In a phone chat last week, Luke said the Monday BioBeat column was a personal challenge.  He wanted to "plant a stake" and come up with a  “really meaty, impactful piece of journalism” once a week.  Consistency builds readership.  

“It’s very easy to get caught up in all kinds of little tasks and wake up in a month and realize you haven’t done a piece of journalism in a while,” he said. 

I asked him if there was a column or two in the past few years of which he’s especially proud.  After some um-ing and ah-ing, he came up with a piece from last December, 12 Things the Pharma Industry Can Do to Rebuild Real Public Trust.

“I remember when I wrote that,” he said, “and I thought I’d be really happy if pharma even considered one of these things."

Luke honed his chops at Bloomberg and moved to Xconomy to be part of a new paradigm in media.  He says social media drastically changed journalism while he was at Xconomy.  He has written regular posts about who to follow on Twitter and today has nearly 12,000 followers.

Again from his farewell column:

"This has been quite an adventure in online journalism entrepreneurship. At other companies where I’ve worked, the readers were there, regardless of what you wrote or didn’t, but they seemed more like a set of composite demographic characters than actual people; it was hard to identify with them.

"Xconomy, as a startup, was something altogether different. When I joined it was still in the midst of being built and defined. Reporting and writing were just the start. It forced me to stretch in all kinds of new directions. This job required being an entrepreneur, ambassador, proselytizer, recruiter, staff mentor, editor, conference impresario, name badge stuffer, and computer anti-virus technician."

Overall thoughts on the industry as he changes focus?  Luke says he’s encouraged about big pharma becoming more transparent.

“I’m seeing signs of movement in the right direction.  I do think pharma wants to become better corporate citizens that they’ve been in the last 15-20 years.”

So what's next for Luke?  He told me that over the years he’s developed a passion for getting the word out about our industry to the wider public.  He’s  going to devote his full attention to a biography of the industry giant, Lee Hood.  Luke feels that a biography is a great form for educating the general public on the possibilities of genomic medicine and other trends. 

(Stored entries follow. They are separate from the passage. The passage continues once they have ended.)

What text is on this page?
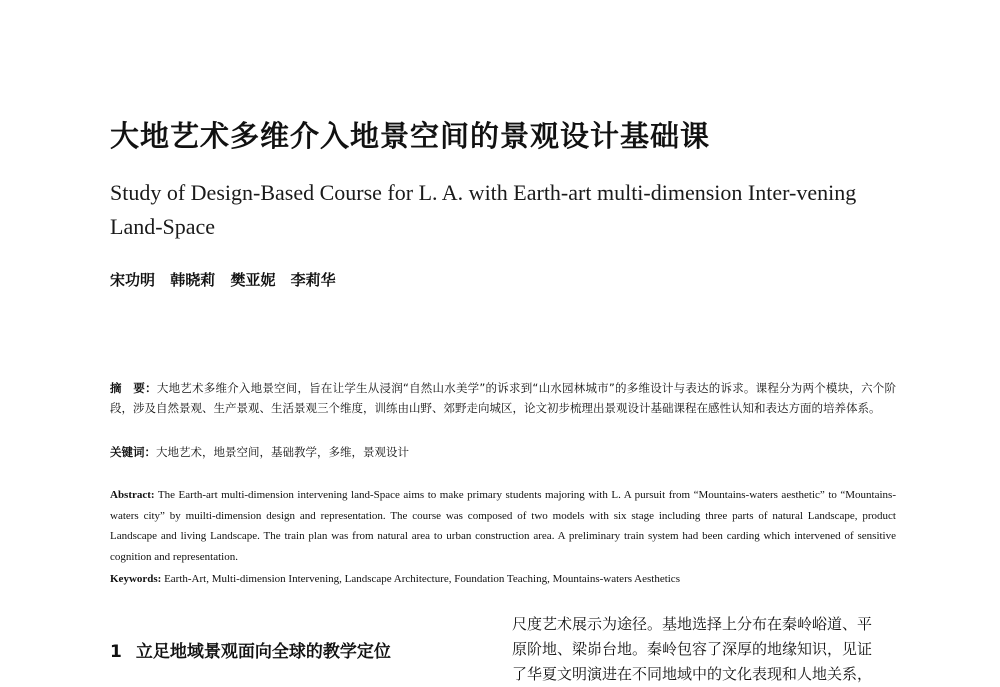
大地艺术多维介入地景空间的景观设计基础课
Study of Design-Based Course for L. A. with Earth-art multi-dimension Inter-vening Land-Space
宋功明 韩晓莉 樊亚妮 李莉华
摘　要：大地艺术多维介入地景空间，旨在让学生从浸润“自然山水美学”的诉求到“山水园林城市”的多维设计与表达的诉求。课程分为两个模块，六个阶段，涉及自然景观、生产景观、生活景观三个维度，训练由山野、郊野走向城区，论文初步梳理出景观设计基础课程在感性认知和表达方面的培养体系。
关键词：大地艺术，地景空间，基础教学，多维，景观设计
Abstract: The Earth-art multi-dimension intervening land-Space aims to make primary students majoring with L. A pursuit from “Mountains-waters aesthetic” to “Mountains-waters city” by muilti-dimension design and representation. The course was composed of two models with six stage including three parts of natural Landscape, product Landscape and living Landscape. The train plan was from natural area to urban construction area. A preliminary train system had been carding which intervened of sensitive cognition and representation.
Keywords: Earth-Art, Multi-dimension Intervening, Landscape Architecture, Foundation Teaching, Mountains-waters Aesthetics
1 立足地域景观面向全球的教学定位
尺度艺术展示为途径。基地选择上分布在秦岭峪道、平
原阶地、梁峁台地。秦岭包容了深厚的地缘知识，见证
了华夏文明演进在不同地域中的文化表现和人地关系，
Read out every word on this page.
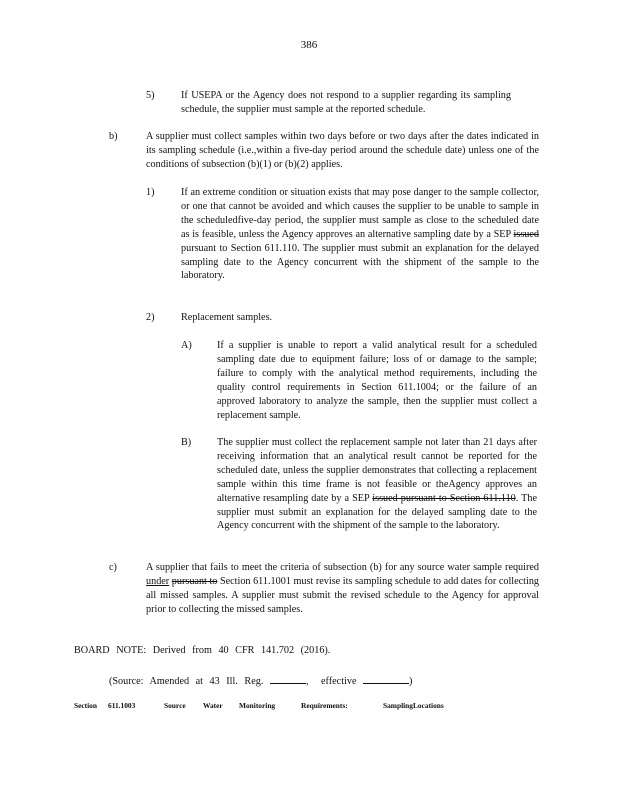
386
5)	If USEPA or the Agency does not respond to a supplier regarding its sampling schedule, the supplier must sample at the reported schedule.
b)	A supplier must collect samples within two days before or two days after the dates indicated in its sampling schedule (i.e.,within a five-day period around the schedule date) unless one of the conditions of subsection (b)(1) or (b)(2) applies.
1)	If an extreme condition or situation exists that may pose danger to the sample collector, or one that cannot be avoided and which causes the supplier to be unable to sample in the scheduledfive-day period, the supplier must sample as close to the scheduled date as is feasible, unless the Agency approves an alternative sampling date by a SEP issued pursuant to Section 611.110. The supplier must submit an explanation for the delayed sampling date to the Agency concurrent with the shipment of the sample to the laboratory.
2)	Replacement samples.
A) If a supplier is unable to report a valid analytical result for a scheduled sampling date due to equipment failure; loss of or damage to the sample; failure to comply with the analytical method requirements, including the quality control requirements in Section 611.1004; or the failure of an approved laboratory to analyze the sample, then the supplier must collect a replacement sample.
B)	The supplier must collect the replacement sample not later than 21 days after receiving information that an analytical result cannot be reported for the scheduled date, unless the supplier demonstrates that collecting a replacement sample within this time frame is not feasible or theAgency approves an alternative resampling date by a SEP issued pursuant to Section 611.110. The supplier must submit an explanation for the delayed sampling date to the Agency concurrent with the shipment of the sample to the laboratory.
c)	A supplier that fails to meet the criteria of subsection (b) for any source water sample required under pursuant to Section 611.1001 must revise its sampling schedule to add dates for collecting all missed samples. A supplier must submit the revised schedule to the Agency for approval prior to collecting the missed samples.
BOARD NOTE: Derived from 40 CFR 141.702 (2016).
(Source: Amended at 43 Ill. Reg.	, effective	)
Section 611.1003	Source Water Monitoring	Requirements:	SamplingLocations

“People like reading about other people,” he said.

Erik Clausen, a managing partner at Chempetitive Group, has been in life science PR for over twenty years.  He’s worked with Luke and been a regular reader of the Monday column.  I asked him over email if he’d heard about Luke moving on, and he gave this reaction:

“Save for a few individuals, the media that covers the life sciences operated at a slower pace (or at from less-informed position) than their brothers and sisters tasked with covering the tech or other sectors. That is, until Luke Timmerman brought an informed tenacity to Xconomy that made the outlet, his peers, colleagues and (frankly speaking) CEOs and PR flacks better at what they do. He set the bar a bit higher. His ability to accurately grasp and relate both the science and business aspects of this industry are paralleled by only a few journalists, but not surpassed. And, his talent for infusing a point-of-view into his work is a testament to his passion for discovery and a compliment to his predecessors in print journalism.”

Luke’s Xconomy column will be missed, especially those yearly biotech picks based on sports stars.   Good luck, Luke - looking forward to reading the book.